Not Simply Unjust, Also Unconstitutional

Teachers, parents, superintendents, and state and national experts testified about the shortcomings of the Texas school system. The evidence detailed significant deficiencies for the neediest children.
This post was published on the now-closed HuffPost Contributor platform. Contributors control their own work and posted freely to our site. If you need to flag this entry as abusive, send us an email.

In his State of the Union message this week, President Obama spoke of the need to improve education in order to grow our middle class. Since the founding of this country, a quality education has been seen as the great equalizer for all children. Yet we, as a nation and individual states, have struggled to provide equal opportunities for those most in need. On February 4, 2013, in the consolidated case of Edgewood I.S.D. v. Williams, state Judge John K. Dietz held the Texas school finance system unconstitutional for failing to provide equitable and adequate resources to school children across Texas. In his oral ruling from the bench, Judge Dietz stated "the miracle and promise of education is unlocking the potential of every child as you find them," and held that Texas's school funding system failed to realize this opportunity. Given the state's size and continued growth, this decision ought to be a matter of great concern across the nation.

Texas, like many other states across the country, cut its public education funding in the wake of the economic downturn. Yet states like Texas have set their educational finance systems up to fail by cutting taxes and relying on unstable, disparate sources of funding like local property taxes. To make matters worse, education cuts come at the same time that states are expanding testing and mandates, and adopting more rigorous standards. While no one can argue against higher standards, our schools cannot make due without the resources needed to help all children achieve those standards. Although money certainly is not the only answer, it plays a key role in developing, recruiting and retaining high-quality teachers as well as providing quality preschool and small class sizes -- especially for children of poverty and those learning English.

Edgewood is the sixth school funding case filed in Texas over the last 30 years. The Mexican American Legal Defense and Educational Fund (MALDEF) filed the first case in 1984, and the central claim in that case was the state's failure to provide equal access to sufficient resources for children in property-poor districts. The Texas Supreme Court responded favorably, holding that "children who live in poor districts and children who live in rich districts must be afforded a substantially equal opportunity to have access to educational funds." It took the Texas Legislature three tries before the Texas Supreme Court finally found the system minimally constitutional in 1995. For well over half a century, the legislature has never willingly provided equal opportunities for all school children, and once again, parents and school districts have turned to the courts for relief.
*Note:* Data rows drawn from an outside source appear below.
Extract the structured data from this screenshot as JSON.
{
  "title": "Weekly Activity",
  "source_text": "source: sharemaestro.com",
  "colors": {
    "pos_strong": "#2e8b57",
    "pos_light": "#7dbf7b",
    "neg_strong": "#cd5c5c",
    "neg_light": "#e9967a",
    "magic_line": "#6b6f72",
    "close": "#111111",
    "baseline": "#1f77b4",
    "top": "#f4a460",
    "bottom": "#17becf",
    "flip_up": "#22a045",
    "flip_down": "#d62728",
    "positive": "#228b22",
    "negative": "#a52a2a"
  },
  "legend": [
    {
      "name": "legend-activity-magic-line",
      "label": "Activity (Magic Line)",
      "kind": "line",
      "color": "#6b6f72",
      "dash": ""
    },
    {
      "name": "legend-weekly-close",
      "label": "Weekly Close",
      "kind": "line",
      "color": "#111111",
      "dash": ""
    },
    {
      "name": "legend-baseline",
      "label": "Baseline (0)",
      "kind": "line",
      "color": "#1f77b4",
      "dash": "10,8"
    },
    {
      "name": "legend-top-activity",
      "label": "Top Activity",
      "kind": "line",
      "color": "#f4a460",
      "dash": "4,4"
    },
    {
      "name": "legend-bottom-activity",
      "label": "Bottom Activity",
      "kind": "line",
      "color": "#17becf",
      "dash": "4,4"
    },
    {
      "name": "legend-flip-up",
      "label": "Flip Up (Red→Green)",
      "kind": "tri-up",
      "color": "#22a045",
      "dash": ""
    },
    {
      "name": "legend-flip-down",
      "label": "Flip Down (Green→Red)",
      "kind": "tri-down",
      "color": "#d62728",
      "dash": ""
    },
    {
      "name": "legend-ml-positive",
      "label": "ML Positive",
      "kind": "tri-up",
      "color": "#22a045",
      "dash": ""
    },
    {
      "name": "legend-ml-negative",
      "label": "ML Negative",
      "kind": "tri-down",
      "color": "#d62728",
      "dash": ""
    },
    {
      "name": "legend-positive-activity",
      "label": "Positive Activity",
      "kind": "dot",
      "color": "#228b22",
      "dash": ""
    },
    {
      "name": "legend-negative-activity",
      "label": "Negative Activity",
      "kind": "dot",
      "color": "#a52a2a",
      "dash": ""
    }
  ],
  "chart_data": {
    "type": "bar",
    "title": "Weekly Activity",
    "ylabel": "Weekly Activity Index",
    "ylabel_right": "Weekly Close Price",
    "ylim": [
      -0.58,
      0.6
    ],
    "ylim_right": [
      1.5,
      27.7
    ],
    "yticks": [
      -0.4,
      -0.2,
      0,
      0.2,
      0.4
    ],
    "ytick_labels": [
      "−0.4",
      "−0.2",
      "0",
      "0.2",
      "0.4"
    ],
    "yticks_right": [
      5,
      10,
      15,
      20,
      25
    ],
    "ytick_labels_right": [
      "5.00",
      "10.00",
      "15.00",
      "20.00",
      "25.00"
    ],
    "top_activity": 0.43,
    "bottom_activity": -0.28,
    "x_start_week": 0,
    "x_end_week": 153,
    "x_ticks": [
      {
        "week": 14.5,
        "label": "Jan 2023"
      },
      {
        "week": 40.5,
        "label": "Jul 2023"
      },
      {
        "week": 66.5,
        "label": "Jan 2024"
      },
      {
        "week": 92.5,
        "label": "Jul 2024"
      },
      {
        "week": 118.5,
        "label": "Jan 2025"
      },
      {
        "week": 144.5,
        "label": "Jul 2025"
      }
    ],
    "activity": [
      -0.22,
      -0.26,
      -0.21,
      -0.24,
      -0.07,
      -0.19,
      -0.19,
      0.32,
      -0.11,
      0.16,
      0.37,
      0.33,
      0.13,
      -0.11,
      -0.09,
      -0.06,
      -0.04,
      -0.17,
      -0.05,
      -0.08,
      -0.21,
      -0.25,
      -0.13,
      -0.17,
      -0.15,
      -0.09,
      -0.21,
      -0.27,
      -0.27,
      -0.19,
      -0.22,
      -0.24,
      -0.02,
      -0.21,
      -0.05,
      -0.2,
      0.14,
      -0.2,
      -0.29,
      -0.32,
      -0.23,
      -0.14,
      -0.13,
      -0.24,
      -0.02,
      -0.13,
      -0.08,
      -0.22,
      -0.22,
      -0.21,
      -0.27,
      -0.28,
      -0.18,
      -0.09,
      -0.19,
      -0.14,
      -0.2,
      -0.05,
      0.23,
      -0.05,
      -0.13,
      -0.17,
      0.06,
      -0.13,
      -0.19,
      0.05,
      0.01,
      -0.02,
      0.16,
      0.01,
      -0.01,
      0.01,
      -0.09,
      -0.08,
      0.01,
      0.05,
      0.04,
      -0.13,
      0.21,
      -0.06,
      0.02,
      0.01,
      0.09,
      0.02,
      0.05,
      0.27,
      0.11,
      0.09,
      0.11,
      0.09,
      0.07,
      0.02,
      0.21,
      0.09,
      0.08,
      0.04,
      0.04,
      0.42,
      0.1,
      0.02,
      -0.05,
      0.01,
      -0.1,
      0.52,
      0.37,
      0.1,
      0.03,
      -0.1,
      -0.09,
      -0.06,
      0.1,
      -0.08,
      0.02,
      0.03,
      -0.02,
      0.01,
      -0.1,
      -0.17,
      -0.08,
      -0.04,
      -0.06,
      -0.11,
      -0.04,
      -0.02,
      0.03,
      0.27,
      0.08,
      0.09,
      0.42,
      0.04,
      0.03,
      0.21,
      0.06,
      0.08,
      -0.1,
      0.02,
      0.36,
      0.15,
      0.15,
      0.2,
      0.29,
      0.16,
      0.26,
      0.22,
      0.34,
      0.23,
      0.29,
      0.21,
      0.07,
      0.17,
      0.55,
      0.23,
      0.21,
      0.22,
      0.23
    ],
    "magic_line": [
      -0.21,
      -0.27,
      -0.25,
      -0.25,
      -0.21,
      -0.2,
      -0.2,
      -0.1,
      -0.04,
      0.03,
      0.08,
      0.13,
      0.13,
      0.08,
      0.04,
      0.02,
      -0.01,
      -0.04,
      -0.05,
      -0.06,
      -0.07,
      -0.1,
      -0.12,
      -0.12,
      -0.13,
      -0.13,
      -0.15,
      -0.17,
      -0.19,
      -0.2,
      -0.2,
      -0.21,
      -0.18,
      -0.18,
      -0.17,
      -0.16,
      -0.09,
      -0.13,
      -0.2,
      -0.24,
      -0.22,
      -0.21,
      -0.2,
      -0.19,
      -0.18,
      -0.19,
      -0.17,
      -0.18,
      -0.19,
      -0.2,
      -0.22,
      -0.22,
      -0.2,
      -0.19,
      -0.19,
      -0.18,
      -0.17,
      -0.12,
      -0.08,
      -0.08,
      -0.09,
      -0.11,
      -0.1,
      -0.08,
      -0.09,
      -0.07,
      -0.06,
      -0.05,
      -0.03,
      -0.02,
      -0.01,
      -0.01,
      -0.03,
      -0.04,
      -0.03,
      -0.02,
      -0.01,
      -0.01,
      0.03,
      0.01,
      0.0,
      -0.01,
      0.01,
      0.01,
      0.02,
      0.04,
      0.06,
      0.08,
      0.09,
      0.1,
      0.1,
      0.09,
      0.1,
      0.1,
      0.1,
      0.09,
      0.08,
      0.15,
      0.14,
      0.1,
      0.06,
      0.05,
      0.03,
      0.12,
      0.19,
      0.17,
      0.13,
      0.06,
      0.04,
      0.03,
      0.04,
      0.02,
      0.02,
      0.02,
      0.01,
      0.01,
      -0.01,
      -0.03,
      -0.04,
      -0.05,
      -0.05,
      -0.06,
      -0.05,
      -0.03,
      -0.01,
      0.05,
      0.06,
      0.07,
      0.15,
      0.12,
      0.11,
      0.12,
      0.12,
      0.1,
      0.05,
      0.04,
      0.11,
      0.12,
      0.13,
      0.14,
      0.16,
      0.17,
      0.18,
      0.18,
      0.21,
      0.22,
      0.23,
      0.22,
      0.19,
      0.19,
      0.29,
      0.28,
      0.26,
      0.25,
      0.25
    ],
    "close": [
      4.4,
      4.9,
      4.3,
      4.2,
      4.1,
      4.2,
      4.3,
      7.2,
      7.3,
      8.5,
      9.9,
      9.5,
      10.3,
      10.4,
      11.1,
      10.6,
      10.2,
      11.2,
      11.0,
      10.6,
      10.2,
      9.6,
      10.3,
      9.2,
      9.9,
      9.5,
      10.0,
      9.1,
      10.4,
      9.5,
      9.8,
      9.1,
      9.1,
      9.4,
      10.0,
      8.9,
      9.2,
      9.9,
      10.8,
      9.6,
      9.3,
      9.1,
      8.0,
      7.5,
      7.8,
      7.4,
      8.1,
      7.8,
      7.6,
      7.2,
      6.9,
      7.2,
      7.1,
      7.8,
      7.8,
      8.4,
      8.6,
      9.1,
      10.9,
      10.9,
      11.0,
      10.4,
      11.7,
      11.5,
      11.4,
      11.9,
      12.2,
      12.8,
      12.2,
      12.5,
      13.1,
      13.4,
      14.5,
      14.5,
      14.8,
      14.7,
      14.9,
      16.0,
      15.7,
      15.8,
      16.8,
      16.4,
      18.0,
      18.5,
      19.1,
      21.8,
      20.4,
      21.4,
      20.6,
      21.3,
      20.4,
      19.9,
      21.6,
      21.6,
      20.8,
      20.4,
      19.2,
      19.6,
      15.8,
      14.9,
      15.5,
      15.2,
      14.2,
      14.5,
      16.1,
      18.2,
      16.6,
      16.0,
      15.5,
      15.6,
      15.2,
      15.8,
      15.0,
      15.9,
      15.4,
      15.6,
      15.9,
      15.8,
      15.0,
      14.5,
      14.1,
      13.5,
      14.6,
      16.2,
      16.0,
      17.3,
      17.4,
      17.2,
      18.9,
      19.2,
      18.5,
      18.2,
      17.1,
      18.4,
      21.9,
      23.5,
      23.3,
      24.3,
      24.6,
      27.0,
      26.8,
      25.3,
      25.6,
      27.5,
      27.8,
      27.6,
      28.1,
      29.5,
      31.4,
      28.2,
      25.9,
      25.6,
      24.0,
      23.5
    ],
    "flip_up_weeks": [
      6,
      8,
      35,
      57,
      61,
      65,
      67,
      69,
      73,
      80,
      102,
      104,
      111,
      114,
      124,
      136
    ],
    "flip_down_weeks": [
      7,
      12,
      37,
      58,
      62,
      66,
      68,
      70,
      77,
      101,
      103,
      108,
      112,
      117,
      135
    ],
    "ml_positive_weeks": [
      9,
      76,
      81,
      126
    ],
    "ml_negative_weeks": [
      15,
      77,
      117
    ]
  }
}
In the most recent case, more than 70 witnesses testified over a three-month period, with several thousand exhibits. Teachers, parents, superintendents, and state and national experts testified about the shortcomings of the Texas school system. The evidence detailed significant deficiencies for the neediest children. The highest-wealth school districts continued to access over $1,400 more per student while taxing at lower rates than the lowest-wealth districts. After eight years of testing under the previous state standardized exams, nearly one-third of low-income students failed to meet the minimum standard on at least one test. Under the new, even more rigorous STAAR test, one-half of students failed to meet the minimum phase-in standard -- and that is only after the administration of five high-stakes end-of-course exams. Ten more such exams are yet to come. Attrition rates remain above 25 percent for low-income and African American and Latino students. And with the $5.4 billion in cuts during the last session came fewer teachers and higher class sizes, cuts to already underfunded preschool and English-learning programs, and reductions to interventions and gifted and talented programs.

The Texas courts have not been alone in finding the state derelict of its constitutional duty to provide a quality education to all children. Over the past two years, courts in Colorado, Kansas, New Jersey, North Carolina, and Washington have also held states liable for not providing equitable and adequate funds in the face of budget cuts. To be clear, it is not an easy task for states to determine an adequate level of resources for schools. But where there is virtually no evidence of legislatures considering the needs of its most vulnerable children and the cost of successful intervention programs to meet the needs of all students, the case against the states is much easier.

Perhaps most poignant among Judge Dietz's words was his noting that we tend to see children of poverty in terms of deficits and wonder how they are ever going to succeed. He mentioned the need to shift our focus to their tremendous potential and to giving them an avenue to succeed. With over three million of the five million students in Texas public schools now identified as low-income, and similar growth in many states across the country, this approach is not only important for those students and their families to break the cycle of poverty, but also for the greater good of state and national economies that will benefit from a well-educated population.

As Ms. Yolanda Canales, a low-income mother of children attending property-poor schools in Pasadena, Texas, testified, "I just want fairness; equal opportunities for my children as well, regardless of the neighborhood we live in." If this is too much to ask from our state legislatures, will it be too much to ask from our courts? Or from our society? Our answer will determine our collective future.